In the absence of strange allies, Indian politics could have been reduced to dour monopolies, the kind that the Congress once enjoyed and the BJP now desires
Bimal Gurung and Mamata Banerjee in Darjeeling.

The Editorial Board   |     |   Published 04.11.20, 02:49 AM

Indian politics, metaphorically speaking, is a bed on which rests strange bedfellows. The coming together of parties with competing ideologies has been a singular phenomenon in this nation’s political history. The Communist Party of India (Marxist)’s willingness to fight the forthcoming assembly elections in Bengal by joining forces with secular parties, including the Congress, must be seen in the context of such a continuum. The CPI(M) and the Congress, while burying the hatchet in Bengal, remain at each other’s throats in Kerala. This selective — strategic — unity has been ridiculed by their rivals: the Trinamul Congress and the Bharatiya Janata Party, the two other contenders in the fray in Bengal, dismiss this union as opportunistic. But the truth of the matter is that no national party — not even the BJP — can resist tactical, temporary, solidarity. The BJP did not hesitate to embrace the Peoples Democratic Party in Kashmir even though the two outfits, on account of their ideologies, do not see eye-to-eye on a number of issues. In Bengal, the BJP had allied with Bimal Gurung and his faction of the Gorkha Janmukti Morcha even though the party’s central leadership remained non-committal to Mr Gurung’s principal demand of Gorkhaland. The primary reason for these seemingly confounding alliances is that regional politics and its demands are, more often than not, significantly different from those that propel politics at the national level in a vast federation of diverse states.

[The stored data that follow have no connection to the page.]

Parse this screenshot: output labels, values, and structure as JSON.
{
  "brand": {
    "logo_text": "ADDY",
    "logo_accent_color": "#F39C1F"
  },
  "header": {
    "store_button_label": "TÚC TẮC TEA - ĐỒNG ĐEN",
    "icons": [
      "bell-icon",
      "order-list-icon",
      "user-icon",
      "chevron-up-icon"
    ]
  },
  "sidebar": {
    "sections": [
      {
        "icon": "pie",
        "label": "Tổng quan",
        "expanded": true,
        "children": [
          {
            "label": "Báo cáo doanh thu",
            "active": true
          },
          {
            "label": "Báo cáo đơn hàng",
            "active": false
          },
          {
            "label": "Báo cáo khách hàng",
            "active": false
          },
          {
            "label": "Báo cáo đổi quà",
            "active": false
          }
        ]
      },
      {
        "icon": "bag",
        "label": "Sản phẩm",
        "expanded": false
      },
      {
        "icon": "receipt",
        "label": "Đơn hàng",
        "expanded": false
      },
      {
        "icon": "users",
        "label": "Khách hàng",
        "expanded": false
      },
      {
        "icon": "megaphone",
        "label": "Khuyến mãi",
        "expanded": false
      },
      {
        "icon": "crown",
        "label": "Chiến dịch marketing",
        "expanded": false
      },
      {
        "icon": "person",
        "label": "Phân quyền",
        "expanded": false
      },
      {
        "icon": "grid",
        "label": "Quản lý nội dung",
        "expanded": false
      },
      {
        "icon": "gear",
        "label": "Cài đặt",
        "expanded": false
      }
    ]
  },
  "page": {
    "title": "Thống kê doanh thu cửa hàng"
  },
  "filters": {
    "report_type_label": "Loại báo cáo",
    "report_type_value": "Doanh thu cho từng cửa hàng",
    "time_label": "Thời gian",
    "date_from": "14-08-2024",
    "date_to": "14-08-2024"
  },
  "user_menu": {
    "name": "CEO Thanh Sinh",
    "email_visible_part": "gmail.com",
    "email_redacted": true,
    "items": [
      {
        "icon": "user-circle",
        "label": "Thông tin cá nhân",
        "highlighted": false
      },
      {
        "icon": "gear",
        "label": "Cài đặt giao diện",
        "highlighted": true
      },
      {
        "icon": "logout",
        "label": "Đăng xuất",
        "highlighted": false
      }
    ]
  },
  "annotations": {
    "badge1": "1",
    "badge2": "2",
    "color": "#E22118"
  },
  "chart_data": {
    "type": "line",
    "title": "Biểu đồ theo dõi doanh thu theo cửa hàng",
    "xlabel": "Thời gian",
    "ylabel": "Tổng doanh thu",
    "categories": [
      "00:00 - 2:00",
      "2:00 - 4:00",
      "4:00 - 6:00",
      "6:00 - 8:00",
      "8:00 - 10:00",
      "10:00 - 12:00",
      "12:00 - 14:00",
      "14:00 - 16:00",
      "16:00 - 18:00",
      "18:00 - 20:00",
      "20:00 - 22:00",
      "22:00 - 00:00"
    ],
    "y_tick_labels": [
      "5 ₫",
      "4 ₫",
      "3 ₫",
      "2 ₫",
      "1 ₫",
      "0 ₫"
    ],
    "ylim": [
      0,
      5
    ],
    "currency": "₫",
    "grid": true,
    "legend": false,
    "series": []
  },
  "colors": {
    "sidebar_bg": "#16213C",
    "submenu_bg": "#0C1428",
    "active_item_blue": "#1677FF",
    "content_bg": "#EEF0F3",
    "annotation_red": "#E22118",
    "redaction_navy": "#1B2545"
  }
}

The other explanation is that morality is increasingly becoming expedient to the political project. This malleability makes it easier for political parties to prioritize strategy over ideology. This is not to suggest that the voter is always receptive to new-found chemistry. The Samajwadi Party and the Bahujan Samaj Party were left with egg on their faces after they jointly fought the parliamentary elections of 2019. But the electorate can be as fickle as politicians: the Rashtriya Janata Dal and the Janata Dal (United), adversaries in 2020, had been rewarded with the throne of Bihar in 2015. Political partnerships between rivals add to the depth and the unpredictability of democratic systems. They also have the potential to check hegemonies. In the absence of strange allies, Indian politics could have been reduced to dour monopolies, the kind that the Congress once enjoyed and the BJP now desires.